Stablecoins are digital assets that are tied 1:1 to a fiat currency, most commonly the US dollar. The concept is that there is a $1 note in the bank for every stablecoin in circulation. Anyone who wishes to redeem that currency can do so.
Tether’s False Information
Tether, on the other hand, chastised by the New York Attorney General’s Office for promoting this false impression. Tether’s statements that its virtual currency was fully supported by US dollars at all times, they claimed, were false.
Instead, when Tether finally released disclosures in 2021, they revealed that a significant portion of its reserves held in cash or cash equivalents. Money market funds, as well as significant holdings in secured loans, bonds, or crypto assets, fall under this category.

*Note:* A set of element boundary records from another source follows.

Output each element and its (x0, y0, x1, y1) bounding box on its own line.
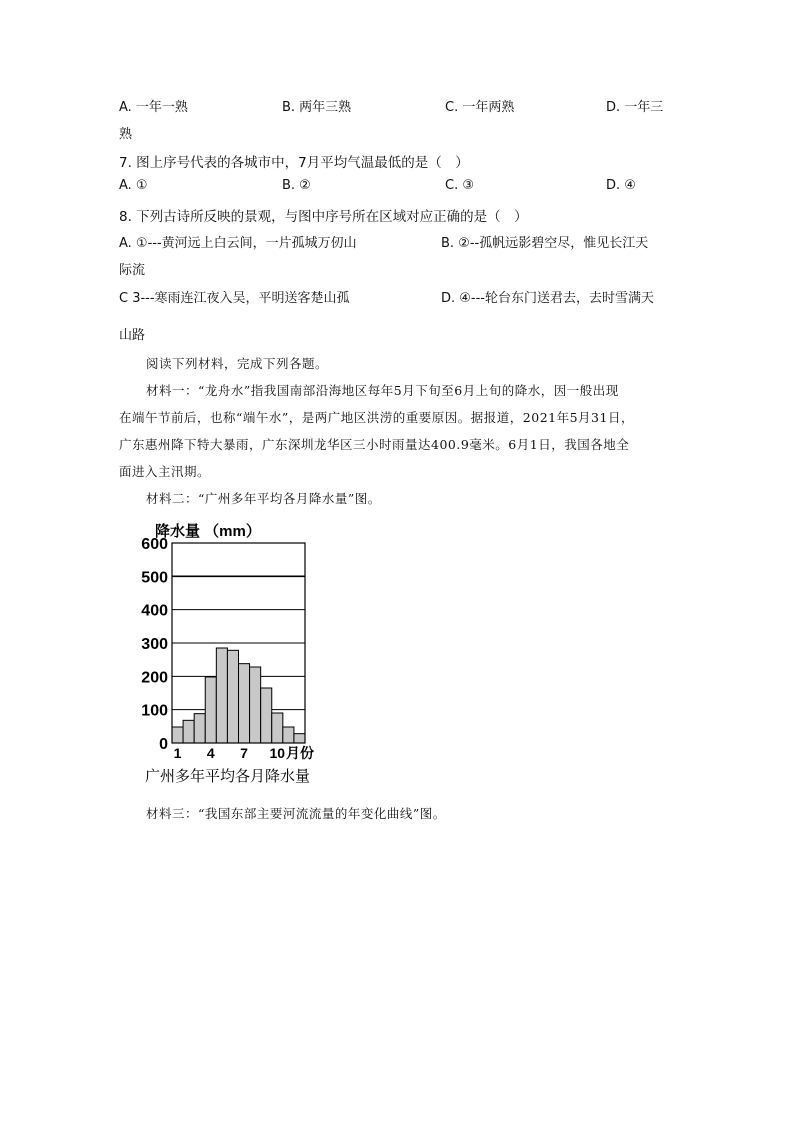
y-tick-label: 0 (159, 736, 168, 753)
bar-month-6 (227, 650, 238, 743)
material1-line4: 面进入主汛期。 (119, 464, 211, 479)
x-tick-label: 4 (206, 745, 215, 761)
q6-option-a: A. 一年一熟 (119, 100, 188, 115)
q7-option-a: A. ① (119, 178, 148, 193)
q6-option-b: B. 两年三熟 (282, 100, 352, 115)
q7-option-c: C. ③ (445, 178, 474, 193)
x-tick-label: 1 (173, 745, 182, 761)
q6-option-c: C. 一年两熟 (445, 100, 515, 115)
q8-option-c: C 3---寒雨连江夜入吴，平明送客楚山孤 (119, 291, 350, 306)
x-tick-label: 7 (240, 745, 248, 761)
bar-month-5 (216, 648, 227, 743)
q8-option-b-continued: 际流 (119, 263, 146, 278)
bar-month-11 (283, 727, 294, 743)
y-tick-label: 600 (141, 536, 168, 553)
material1-line3: 广东惠州降下特大暴雨，广东深圳龙华区三小时雨量达400.9毫米。6月1日，我国各地全 (119, 437, 630, 452)
bar-month-9 (261, 688, 272, 743)
q8-option-b: B. ②--孤帆远影碧空尽，惟见长江天 (441, 236, 649, 251)
bar-month-8 (250, 667, 261, 743)
bar-month-7 (239, 664, 250, 743)
chart-title: 广州多年平均各月降水量 (145, 768, 311, 785)
chart-xunit: 月份 (286, 745, 314, 761)
y-tick-label: 400 (141, 602, 168, 620)
bar-month-3 (194, 714, 205, 743)
q7-option-b: B. ② (282, 178, 311, 193)
q6-option-d-continued: 熟 (119, 127, 133, 142)
q8-option-d: D. ④---轮台东门送君去，去时雪满天 (441, 291, 655, 306)
material1-line1: 材料一：“龙舟水”指我国南部沿海地区每年5月下旬至6月上旬的降水，因一般出现 (146, 383, 619, 398)
bar-month-1 (172, 727, 183, 743)
bar-month-10 (272, 713, 283, 743)
bar-month-2 (183, 720, 194, 743)
chart-ylabel: 降水量 （mm） (155, 523, 261, 540)
q6-option-d: D. 一年三 (606, 100, 664, 115)
material2-caption: 材料二：“广州多年平均各月降水量”图。 (146, 491, 381, 506)
material3-caption: 材料三：“我国东部主要河流流量的年变化曲线”图。 (146, 806, 446, 821)
q8-option-d-continued: 山路 (119, 328, 146, 343)
q8-stem: 8. 下列古诗所反映的景观，与图中序号所在区域对应正确的是（ ） (119, 209, 528, 225)
q8-option-a: A. ①---黄河远上白云间，一片孤城万仞山 (119, 236, 357, 251)
bar-month-4 (205, 677, 216, 743)
reading-intro: 阅读下列材料，完成下列各题。 (146, 356, 329, 371)
y-tick-label: 500 (141, 569, 168, 587)
x-tick-label: 10 (269, 745, 286, 761)
bar-month-12 (294, 734, 305, 743)
precipitation-chart (135, 518, 335, 790)
y-tick-label: 200 (141, 669, 168, 687)
y-tick-label: 300 (141, 636, 168, 653)
y-tick-label: 100 (141, 702, 168, 720)
q7-option-d: D. ④ (606, 178, 636, 193)
material1-line2: 在端午节前后，也称“端午水”，是两广地区洪涝的重要原因。据报道，2021年5月31日， (119, 410, 634, 425)
q7-stem: 7. 图上序号代表的各城市中，7月平均气温最低的是（ ） (119, 155, 469, 171)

While some of these assets helped Tether gain money, they could make it less liquid in the event of a digital bank run. Furthermore, if the price of Bitcoin or other crypto assets falls, the company’s reserves may lose value. It could fall below the USDT circulating value, causing the price to plummet.
Circle Criticized
In terms of market value, Circle, the business that partners with Coinbase on USDC, is the second-largest stablecoin after USDT. It chastised last year for having only 61 percent of its holdings backed by cash or cash equivalents as of July.
However, it said in August that it would solely employ cash and short-term government bonds. It would be similar to the Hagerty-Hollingsworth bill’s requirements. An attestation from accounting firm Grant Thornton in October of that year confirmed this. As a result, Circle stated today that it will deposit its roughly $50 billion in reserves with mega-bank BNY Mellon.
Consumer Protection
The Stablecoin Transparency Act, according to Sen. Hagerty, is about consumer protection. He claims, however, that the bill will prevent stablecoins from falling into the hands of unaccountable authorities. Those who are threatening to suffocate creativity.
That is, assuming it ever comes up for a vote. Democrats have a two-thirds majority in both chambers of Congress. However, getting bitcoin regulations right is a nonpartisan goal. To get a committee vote, the two will almost certainly need cross-party backing.